Generating function $L(x)$

A generating function is a formal power series

\begin{align*} L(x)=\sum_{n=0}^{\infty}a_nx^n \end{align*} with the coefficient $a_n$ of $x^n$ denoting the number of words of length $n$ in $\mathcal{L}$.

Since we know the number of words of $\mathcal{L}$ we can write the generating function as \begin{align*} L(x)&=\sum_{n=0}^{\infty}\sum_{k=0}^{ \left\lfloor\frac{n}{2}\right\rfloor}\binom{n-k}{k}(-1)^k4^{n-2k}x^n\\ &=1+4x+15x^2+56x^3+209x^4+780x^5+\cdots \end{align*}

We can do even better. We derive an expression of $L(x)$ as rational function in $x$. In order to do so we use the coefficient of operator $[x^n]$ to denote the coefficient of $x^n$ in a generating series and transform the coefficients of $L(x)$ appropriately.

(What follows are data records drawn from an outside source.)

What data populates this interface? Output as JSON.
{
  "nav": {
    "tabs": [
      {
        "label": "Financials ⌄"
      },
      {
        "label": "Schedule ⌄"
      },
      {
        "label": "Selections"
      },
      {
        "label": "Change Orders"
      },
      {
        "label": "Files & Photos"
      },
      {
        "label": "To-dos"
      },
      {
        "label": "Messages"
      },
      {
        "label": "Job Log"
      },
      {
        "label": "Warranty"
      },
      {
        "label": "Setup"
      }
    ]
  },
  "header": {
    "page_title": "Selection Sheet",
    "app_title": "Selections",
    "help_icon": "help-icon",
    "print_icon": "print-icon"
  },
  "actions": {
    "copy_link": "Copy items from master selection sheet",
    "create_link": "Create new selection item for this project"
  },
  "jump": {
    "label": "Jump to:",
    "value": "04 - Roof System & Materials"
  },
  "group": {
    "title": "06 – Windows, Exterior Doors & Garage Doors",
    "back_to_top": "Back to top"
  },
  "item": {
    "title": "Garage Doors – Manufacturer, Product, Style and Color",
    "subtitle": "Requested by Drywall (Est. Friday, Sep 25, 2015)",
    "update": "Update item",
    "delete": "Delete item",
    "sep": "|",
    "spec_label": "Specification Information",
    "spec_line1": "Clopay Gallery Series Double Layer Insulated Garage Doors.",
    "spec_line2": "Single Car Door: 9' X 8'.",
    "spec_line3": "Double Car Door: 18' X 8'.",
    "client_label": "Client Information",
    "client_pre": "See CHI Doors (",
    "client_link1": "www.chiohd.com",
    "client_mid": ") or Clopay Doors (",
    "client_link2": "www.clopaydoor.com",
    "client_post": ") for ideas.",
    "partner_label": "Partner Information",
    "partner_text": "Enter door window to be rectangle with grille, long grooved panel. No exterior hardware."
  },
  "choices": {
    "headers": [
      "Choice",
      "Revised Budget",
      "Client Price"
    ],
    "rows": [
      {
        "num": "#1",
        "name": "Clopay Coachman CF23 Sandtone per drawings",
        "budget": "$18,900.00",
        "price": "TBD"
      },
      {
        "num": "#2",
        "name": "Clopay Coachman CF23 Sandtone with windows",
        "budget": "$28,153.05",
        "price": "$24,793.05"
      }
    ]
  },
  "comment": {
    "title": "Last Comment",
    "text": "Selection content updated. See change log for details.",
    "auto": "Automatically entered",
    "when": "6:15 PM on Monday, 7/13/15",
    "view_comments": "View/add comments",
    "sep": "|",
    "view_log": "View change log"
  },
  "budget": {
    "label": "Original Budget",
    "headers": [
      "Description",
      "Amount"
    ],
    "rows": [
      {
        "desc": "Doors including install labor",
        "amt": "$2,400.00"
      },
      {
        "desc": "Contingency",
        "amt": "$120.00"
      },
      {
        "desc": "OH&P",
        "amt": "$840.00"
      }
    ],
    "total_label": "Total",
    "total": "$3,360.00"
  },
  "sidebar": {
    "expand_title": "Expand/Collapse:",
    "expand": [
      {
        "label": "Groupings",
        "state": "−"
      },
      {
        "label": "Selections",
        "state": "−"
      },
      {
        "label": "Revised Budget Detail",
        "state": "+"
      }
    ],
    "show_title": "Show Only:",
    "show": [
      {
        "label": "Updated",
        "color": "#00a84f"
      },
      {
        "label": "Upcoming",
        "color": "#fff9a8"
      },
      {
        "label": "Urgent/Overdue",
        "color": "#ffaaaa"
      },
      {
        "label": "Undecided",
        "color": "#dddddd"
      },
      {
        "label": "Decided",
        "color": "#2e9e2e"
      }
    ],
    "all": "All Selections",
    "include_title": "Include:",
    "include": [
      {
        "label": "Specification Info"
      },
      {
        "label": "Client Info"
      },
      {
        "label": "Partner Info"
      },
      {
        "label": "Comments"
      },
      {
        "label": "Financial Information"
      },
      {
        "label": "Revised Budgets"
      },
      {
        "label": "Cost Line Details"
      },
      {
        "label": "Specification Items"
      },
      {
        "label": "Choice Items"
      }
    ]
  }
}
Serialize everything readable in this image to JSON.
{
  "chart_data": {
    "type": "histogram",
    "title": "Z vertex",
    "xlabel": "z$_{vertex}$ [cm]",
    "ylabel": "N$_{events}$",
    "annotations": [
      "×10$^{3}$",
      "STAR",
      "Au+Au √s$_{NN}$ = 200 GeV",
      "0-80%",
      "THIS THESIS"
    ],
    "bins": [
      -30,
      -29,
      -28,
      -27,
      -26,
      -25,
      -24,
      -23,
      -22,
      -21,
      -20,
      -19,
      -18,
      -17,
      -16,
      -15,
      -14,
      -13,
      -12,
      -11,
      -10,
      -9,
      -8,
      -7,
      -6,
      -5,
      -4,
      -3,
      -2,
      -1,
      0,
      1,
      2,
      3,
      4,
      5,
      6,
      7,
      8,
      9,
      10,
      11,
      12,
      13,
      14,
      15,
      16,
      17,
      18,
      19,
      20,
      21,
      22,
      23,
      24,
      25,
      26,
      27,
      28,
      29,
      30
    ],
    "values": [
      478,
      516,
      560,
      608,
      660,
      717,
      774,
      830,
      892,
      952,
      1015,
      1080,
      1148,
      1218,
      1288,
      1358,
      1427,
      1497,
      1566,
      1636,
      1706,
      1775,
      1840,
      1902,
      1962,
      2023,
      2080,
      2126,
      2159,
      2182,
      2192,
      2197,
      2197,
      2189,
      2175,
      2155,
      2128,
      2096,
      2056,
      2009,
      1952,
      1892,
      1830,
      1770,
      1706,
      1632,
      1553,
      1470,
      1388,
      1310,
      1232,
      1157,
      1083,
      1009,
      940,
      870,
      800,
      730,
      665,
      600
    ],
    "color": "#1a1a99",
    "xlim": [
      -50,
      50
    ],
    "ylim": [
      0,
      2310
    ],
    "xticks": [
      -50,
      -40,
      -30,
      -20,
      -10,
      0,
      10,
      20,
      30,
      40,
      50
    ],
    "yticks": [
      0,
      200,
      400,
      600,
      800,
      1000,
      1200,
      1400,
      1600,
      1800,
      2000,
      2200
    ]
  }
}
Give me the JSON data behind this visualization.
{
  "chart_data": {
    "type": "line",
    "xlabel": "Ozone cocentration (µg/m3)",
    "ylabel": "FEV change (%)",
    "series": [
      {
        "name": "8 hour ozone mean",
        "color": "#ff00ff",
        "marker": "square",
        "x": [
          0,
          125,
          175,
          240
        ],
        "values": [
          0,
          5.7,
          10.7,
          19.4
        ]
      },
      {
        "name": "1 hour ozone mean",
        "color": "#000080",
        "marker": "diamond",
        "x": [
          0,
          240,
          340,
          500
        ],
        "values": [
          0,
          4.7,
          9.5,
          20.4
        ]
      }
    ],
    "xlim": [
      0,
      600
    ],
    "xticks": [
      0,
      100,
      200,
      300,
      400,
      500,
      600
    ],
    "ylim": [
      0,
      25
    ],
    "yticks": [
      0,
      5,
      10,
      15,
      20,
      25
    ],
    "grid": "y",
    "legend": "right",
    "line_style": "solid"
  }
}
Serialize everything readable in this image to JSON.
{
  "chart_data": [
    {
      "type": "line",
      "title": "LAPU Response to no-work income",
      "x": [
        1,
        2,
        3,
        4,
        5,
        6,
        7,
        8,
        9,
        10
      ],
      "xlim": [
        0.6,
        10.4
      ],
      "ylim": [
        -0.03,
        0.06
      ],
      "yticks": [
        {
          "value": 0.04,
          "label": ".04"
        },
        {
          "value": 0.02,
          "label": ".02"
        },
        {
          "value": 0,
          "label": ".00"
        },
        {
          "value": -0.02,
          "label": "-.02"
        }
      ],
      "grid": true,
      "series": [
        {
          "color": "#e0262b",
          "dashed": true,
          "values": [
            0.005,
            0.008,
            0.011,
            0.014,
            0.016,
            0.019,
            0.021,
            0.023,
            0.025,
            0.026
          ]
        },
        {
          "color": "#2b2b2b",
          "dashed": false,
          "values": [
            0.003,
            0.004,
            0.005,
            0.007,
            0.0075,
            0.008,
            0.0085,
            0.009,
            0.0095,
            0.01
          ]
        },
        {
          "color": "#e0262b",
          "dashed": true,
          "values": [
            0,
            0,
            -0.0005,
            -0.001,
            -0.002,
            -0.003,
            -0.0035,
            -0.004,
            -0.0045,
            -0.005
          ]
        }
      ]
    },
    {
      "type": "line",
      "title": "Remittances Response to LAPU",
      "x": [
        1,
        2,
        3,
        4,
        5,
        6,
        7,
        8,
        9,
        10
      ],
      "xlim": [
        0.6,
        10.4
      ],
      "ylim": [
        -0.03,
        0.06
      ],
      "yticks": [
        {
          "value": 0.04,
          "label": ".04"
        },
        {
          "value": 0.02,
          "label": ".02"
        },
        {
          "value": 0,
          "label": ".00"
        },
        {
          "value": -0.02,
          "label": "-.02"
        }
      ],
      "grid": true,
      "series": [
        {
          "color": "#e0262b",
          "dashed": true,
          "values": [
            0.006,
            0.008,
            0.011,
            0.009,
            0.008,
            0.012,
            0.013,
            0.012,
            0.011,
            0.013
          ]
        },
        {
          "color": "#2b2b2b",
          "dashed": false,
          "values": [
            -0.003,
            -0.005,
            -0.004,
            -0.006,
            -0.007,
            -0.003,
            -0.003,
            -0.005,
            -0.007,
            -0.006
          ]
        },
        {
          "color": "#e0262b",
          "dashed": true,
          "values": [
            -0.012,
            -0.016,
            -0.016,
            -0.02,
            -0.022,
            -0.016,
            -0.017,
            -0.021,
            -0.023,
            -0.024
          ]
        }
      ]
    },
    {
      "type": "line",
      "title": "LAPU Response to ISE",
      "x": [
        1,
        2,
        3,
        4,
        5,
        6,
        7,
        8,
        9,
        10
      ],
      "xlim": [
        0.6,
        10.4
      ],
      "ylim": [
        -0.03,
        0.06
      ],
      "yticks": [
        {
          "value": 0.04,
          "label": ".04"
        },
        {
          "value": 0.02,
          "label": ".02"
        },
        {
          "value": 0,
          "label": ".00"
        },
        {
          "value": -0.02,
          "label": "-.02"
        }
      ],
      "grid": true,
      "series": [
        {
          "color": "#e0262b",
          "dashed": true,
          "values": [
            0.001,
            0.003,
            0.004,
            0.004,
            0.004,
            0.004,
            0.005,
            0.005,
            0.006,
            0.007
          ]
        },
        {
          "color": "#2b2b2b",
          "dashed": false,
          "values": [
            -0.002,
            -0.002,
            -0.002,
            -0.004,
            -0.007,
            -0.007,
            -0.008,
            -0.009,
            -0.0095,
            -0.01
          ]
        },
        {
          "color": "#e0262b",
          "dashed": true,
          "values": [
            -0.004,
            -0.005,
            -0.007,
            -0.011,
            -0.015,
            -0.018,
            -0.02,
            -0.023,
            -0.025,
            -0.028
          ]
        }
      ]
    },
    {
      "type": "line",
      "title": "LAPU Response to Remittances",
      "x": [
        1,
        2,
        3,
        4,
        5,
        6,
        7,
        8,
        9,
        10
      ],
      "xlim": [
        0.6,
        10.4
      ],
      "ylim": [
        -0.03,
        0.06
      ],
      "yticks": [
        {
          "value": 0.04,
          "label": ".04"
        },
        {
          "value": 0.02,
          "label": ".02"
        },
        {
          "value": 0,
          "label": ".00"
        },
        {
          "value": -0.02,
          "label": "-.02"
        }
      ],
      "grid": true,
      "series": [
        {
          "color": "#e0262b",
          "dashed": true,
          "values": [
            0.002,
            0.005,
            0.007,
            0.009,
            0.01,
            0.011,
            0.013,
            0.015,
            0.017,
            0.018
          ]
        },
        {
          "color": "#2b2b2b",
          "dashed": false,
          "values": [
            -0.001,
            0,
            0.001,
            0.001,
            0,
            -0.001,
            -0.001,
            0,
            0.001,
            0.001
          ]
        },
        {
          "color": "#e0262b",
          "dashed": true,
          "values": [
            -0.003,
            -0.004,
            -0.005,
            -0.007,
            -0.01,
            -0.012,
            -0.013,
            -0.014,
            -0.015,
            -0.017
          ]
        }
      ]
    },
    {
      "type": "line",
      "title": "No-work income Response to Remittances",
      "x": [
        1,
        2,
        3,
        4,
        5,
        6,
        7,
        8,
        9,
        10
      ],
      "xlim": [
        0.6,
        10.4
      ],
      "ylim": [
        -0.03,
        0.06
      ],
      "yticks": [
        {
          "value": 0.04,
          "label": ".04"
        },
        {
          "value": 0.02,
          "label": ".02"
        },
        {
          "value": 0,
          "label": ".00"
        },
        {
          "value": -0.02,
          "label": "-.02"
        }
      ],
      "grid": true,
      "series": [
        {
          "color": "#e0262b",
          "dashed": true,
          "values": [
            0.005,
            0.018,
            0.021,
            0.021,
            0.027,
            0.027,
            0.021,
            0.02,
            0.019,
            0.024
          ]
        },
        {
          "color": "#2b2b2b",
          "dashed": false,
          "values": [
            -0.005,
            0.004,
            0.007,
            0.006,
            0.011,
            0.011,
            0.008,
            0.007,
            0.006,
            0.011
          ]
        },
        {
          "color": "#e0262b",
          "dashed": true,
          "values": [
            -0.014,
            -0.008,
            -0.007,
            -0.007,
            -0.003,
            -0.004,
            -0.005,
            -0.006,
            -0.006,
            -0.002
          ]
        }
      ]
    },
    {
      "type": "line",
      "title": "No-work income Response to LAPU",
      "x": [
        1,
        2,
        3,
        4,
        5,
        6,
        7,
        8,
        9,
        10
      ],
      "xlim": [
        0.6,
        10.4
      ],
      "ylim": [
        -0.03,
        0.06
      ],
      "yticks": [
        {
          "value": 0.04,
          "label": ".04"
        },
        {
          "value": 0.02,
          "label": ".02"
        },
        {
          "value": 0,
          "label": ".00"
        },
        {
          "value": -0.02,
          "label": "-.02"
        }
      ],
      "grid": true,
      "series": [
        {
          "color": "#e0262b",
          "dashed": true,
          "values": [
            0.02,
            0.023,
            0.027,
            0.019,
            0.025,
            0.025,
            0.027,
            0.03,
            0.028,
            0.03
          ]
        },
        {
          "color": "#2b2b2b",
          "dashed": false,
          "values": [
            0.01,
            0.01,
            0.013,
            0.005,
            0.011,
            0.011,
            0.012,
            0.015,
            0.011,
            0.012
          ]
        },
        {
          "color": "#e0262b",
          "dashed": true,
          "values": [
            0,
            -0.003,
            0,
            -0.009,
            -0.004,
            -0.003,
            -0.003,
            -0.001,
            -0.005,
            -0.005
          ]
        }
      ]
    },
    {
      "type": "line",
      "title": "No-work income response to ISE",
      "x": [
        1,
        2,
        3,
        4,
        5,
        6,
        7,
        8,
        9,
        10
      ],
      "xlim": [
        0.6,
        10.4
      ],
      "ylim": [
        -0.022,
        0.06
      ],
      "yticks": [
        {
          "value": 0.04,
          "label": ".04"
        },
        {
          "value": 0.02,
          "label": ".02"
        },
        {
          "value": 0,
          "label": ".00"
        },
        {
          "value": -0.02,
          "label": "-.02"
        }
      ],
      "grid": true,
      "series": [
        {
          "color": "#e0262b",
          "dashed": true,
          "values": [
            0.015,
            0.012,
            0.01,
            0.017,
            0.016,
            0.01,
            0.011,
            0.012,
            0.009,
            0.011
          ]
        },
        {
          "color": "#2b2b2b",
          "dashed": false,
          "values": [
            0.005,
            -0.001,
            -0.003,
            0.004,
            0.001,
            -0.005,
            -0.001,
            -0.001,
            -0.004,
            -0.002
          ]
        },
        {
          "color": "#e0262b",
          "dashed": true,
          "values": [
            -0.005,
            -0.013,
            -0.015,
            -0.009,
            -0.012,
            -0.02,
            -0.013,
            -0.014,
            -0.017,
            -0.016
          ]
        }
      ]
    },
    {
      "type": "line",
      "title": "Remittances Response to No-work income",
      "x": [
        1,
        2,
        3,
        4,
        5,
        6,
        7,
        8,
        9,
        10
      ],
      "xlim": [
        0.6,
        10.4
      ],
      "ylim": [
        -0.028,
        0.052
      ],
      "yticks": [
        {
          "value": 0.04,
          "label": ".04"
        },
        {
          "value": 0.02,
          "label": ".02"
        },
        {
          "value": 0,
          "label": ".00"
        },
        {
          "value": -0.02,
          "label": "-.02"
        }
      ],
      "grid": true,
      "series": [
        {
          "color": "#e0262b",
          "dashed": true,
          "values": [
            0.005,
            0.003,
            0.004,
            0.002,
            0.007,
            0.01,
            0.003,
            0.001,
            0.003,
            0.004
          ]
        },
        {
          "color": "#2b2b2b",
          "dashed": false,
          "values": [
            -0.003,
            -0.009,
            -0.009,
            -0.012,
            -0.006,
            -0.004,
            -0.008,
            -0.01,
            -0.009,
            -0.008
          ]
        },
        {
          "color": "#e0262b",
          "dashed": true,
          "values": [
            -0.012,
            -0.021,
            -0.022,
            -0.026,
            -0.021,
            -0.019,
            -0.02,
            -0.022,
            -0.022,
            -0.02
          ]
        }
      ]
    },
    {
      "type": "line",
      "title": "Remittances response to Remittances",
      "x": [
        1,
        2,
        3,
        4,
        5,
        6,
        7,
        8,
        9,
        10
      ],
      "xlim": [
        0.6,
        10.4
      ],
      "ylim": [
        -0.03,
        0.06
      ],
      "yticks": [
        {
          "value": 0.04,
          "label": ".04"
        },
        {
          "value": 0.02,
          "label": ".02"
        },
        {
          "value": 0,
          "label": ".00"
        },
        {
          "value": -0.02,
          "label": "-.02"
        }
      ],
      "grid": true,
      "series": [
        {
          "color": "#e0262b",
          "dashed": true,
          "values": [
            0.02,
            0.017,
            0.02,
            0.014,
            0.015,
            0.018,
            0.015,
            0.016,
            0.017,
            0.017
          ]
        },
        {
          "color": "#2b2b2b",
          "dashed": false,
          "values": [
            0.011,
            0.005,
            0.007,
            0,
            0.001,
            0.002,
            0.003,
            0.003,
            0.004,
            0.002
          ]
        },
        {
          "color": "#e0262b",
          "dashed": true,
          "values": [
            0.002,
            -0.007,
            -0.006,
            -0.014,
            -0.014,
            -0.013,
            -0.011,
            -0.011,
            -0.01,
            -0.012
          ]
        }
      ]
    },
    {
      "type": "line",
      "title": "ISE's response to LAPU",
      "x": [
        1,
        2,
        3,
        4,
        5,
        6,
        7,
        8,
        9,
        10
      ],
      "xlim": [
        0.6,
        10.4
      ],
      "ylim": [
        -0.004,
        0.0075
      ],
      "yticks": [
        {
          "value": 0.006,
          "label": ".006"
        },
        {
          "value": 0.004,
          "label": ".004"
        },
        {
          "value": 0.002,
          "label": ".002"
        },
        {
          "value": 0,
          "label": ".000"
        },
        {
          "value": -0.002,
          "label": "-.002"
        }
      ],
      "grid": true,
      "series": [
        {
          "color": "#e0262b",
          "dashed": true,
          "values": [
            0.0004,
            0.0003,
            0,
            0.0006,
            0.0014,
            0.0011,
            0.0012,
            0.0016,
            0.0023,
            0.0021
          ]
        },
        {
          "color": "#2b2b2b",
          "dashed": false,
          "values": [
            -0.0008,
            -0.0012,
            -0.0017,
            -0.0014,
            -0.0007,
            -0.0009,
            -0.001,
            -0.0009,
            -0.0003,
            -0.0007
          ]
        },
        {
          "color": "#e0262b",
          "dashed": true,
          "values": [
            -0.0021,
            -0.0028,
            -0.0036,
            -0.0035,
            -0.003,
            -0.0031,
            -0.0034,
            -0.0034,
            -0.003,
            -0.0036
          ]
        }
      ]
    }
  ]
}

We obtain \begin{align*} \sum_{k=0}^n&\binom{n-k}{k}(-1)^k4^{n-2k}\tag{1}\\ &=\sum_{k=0}^n\binom{k}{n-k}(-1)^{n-k}4^{2k-n}\tag{2}\\ &=\sum_{k=0}^\infty\binom{k}{n-k}\left(-\frac{1}{4}\right)^{n-k}4^k\tag{3}\\ &=\sum_{k=0}^\infty4^k[x^{n-k}]\sum_{l=0}^k\binom{k}{l}\left(-\frac{1}{4}\right)^{l}x^l\tag{4}\\ &=\sum_{k=0}^\infty[x^{n}](4x)^k\left(1-\frac{1}{4}x\right)^k\tag{5}\\ &=[x^n]\sum_{k=0}^\infty\left(4x-x^2\right)^k\tag{6}\\ &=[x^n]\frac{1}{1-4x-x^2}\\ \end{align*}

Comment:

  • In (1) we put for convenience only the upper limit of the index $k$ to $n$ without changing anything, since we use the convention $\binom{n}{k}=0$ if $0<n<k$.

  • In (2) we exchange $k$ with $n-k$.

  • In (3) we do a small rearrangement and put the upper limit of the index $k$ to $\infty$ for convenience only. This changes nothing with the same reasoning as in (1).

  • In (4) we write $\binom{k}{n-k}\left(-\frac{1}{4}\right)^{n-k}$ as a Cauchy product $[x^{n-k}]\sum_{l=0}^k\binom{k}{l}\left(-\frac{1}{4}\right)^{l}x^l$. This is the core of the derivation since it allows a drastic simplification in the next step.

  • In (5) we can write the polynomial in $x$ as $k$-th power of a binom.

  • In (6) we obtain a geometric series representation which gives us in the next line a representation as rational function in $x$.

We conclude

\begin{align*} L(x)&=\frac{1}{1-4x+x^2}\tag{7}\\ &=1+4x+15x^2+56x^3+209x^4+780x^5+\cdots \end{align*}

Note: In fact, there is a powerful method to solve problems of this kind, called the Goulden-Jackson Cluster Method. In this context we regard $ba$ as bad word and derive immediately (see formula of $f(s)$ on page $9$) the rational expression (7) of $L(x)$.

0
On

It looks like you're working with the set of ALL strings whose characters are $a,b,c,d$. You are defining an equivalence class by saying that $uabv \equiv ubav$ (where $u$ and $v$ are arbitrary strings), and then taking the transitive closure to make it an equivalence relation.

Hence, $ bacab \equiv bacba \equiv abcba \equiv abcab \equiv bacab$, so the equivalence class for $bacab$ would be $\{bacab ,bacba ,abcba ,abcab\}$. As for the representative, I would choose $abcab$, where there are no substrings of the form $ba$.

I'm not sure what you mean by a "generating function" in this context; generating functions usually are for sequences of real numbers.